5. Pride. What book do you talk about most in order to sound like an intellectual reader?
Mostly classics, including David Copperfield, Pride and Prejudiced, and The Lord of the Rings.
6. Lust. What attributes do you find attractive in male characters?
I require a snappy voice, or brains, or both. He needs to be open and talkative, especially if he's the POV. If he's a POV and is keeping secrets from me ... that's an automatic on my bad list (actually, this is true for any POV character, but we're talking about guys right now). I like some heroics, and if he can save the girl, that's great (though I prefer it if it's a joint effort.) Accents are a must. I melt for accents.
But oddly enough, I don't really find myself attracted to guys in the books I read, not permanently, at least. Unless of course, they happen to be the rightful ruler of the land of sweets and is going to kill a mouse king. Yeah ... have I brought up my undying love for the Nutcracker before?
7. Envy. What book would you most like to receive as a gift?

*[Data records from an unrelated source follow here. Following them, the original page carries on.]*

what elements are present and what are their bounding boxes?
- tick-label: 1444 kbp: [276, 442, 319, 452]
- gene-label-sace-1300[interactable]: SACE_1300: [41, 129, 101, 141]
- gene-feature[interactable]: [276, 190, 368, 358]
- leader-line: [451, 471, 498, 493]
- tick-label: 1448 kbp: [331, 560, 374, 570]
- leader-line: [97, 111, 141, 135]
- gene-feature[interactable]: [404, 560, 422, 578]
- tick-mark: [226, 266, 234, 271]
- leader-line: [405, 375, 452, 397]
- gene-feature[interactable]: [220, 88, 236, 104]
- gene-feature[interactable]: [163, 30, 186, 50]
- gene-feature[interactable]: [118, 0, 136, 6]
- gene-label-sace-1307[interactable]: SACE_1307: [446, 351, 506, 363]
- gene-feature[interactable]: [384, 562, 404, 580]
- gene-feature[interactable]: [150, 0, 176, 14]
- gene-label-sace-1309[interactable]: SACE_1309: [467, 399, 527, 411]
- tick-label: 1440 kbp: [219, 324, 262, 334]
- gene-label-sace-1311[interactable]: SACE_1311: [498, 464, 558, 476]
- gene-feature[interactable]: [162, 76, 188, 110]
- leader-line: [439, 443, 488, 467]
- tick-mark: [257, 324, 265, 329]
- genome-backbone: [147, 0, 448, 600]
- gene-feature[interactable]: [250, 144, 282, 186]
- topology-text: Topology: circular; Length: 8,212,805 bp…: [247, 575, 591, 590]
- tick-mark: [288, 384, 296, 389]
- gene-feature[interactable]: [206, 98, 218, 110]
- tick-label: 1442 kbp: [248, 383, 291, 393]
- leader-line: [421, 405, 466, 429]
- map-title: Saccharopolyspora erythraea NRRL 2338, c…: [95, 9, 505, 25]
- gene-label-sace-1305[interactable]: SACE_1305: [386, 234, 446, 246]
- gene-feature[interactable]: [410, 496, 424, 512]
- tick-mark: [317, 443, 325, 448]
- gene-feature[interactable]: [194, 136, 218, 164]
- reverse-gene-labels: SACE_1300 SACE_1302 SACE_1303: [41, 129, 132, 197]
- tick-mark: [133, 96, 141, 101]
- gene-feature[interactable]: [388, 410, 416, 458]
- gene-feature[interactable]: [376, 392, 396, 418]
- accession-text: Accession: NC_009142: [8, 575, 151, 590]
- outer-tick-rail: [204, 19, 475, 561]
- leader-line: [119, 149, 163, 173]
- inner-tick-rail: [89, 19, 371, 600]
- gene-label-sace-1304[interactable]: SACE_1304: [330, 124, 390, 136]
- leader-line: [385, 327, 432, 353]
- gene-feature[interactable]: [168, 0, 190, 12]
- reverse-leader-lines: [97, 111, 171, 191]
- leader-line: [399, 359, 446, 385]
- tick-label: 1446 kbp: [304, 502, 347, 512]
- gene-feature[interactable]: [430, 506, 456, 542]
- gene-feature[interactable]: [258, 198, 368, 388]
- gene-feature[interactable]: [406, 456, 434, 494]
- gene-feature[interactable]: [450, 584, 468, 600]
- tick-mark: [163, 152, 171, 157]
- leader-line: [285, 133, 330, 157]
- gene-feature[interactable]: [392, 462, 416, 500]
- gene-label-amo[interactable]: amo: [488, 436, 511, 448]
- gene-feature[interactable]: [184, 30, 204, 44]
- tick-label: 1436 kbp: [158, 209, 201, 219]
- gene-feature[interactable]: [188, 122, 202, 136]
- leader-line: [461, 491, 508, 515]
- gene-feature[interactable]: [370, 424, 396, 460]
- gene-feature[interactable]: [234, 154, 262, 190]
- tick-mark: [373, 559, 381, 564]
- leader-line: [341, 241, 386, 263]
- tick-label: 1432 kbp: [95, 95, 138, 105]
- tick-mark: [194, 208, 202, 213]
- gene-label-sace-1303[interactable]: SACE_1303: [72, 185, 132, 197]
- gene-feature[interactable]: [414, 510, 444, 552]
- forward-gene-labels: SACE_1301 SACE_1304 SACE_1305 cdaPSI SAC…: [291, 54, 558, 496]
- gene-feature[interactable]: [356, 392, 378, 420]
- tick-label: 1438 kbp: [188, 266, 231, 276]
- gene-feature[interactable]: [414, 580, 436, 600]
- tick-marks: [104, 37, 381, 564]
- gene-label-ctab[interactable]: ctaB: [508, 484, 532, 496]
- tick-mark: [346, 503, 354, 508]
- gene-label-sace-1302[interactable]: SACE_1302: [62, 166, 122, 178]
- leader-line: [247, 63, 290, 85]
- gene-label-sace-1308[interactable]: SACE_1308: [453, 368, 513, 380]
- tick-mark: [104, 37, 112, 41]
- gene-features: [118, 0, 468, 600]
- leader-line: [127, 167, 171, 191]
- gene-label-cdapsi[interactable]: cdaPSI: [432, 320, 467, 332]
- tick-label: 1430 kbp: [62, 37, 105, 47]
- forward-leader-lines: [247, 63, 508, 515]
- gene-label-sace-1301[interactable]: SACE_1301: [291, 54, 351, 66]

Last Christmas, I could have answered this one easily. But between Christmas last year, and the fact that I've had money this year, I've managed to acquire pretty much every book I've been wanting to own. Besides this, my bookshelves are very full. I need to replace one of them with a taller one before I can go about expanding my collection some more. Maybe the Lunar series, because they're a pretty awesome spin on Fairy Tales. Or ... I only have two of the five Borrower books, I need the other three ... and, now that you mention it, my copy of Pollyanna is only abridged, and lacks a few of my favorite lines. I a full edition - and the sequel, because it's amazing.
And now, because we're talking about the books I own, my shelves.
This is the shelf that greets you as you enter my room. It starts with my Great Illustrated Classics, which, though they're abridged, have such wonderful illustrations, I love them. Then I have it organized as a proper library from there. ALE (for Lloyd Alexander) through JUS (for Norton Juster) on this shelf.
As you can see, it's taken up mostly by my Elsie Dinsmores. I'm quite proud of my complete set. It is gorgeous.
And then we have my other bookshelf, which is a bit busier. LEV (for Gail Carson Levine) through to WIL (for Laura Ingalls Wilder) here, and then we have my picture books, which are arranged by author (if I remember right) and then on the bottom shelf is Nonfiction. I need more shelf space for my nonfiction.
As you can see here, I also have a largish collection of Boxcar Children. Not a complete set by any stretch of the imagination, and I actually lack the first one. Need to get it, but haven't run across one for sale.
And, yes, those are furby feet you see at the top of the shelf. Her name is Ta-ta. I have a second, Toe-lou, but I'm not sure where he went. They both have dead batteries, so I haven't played with them in a while.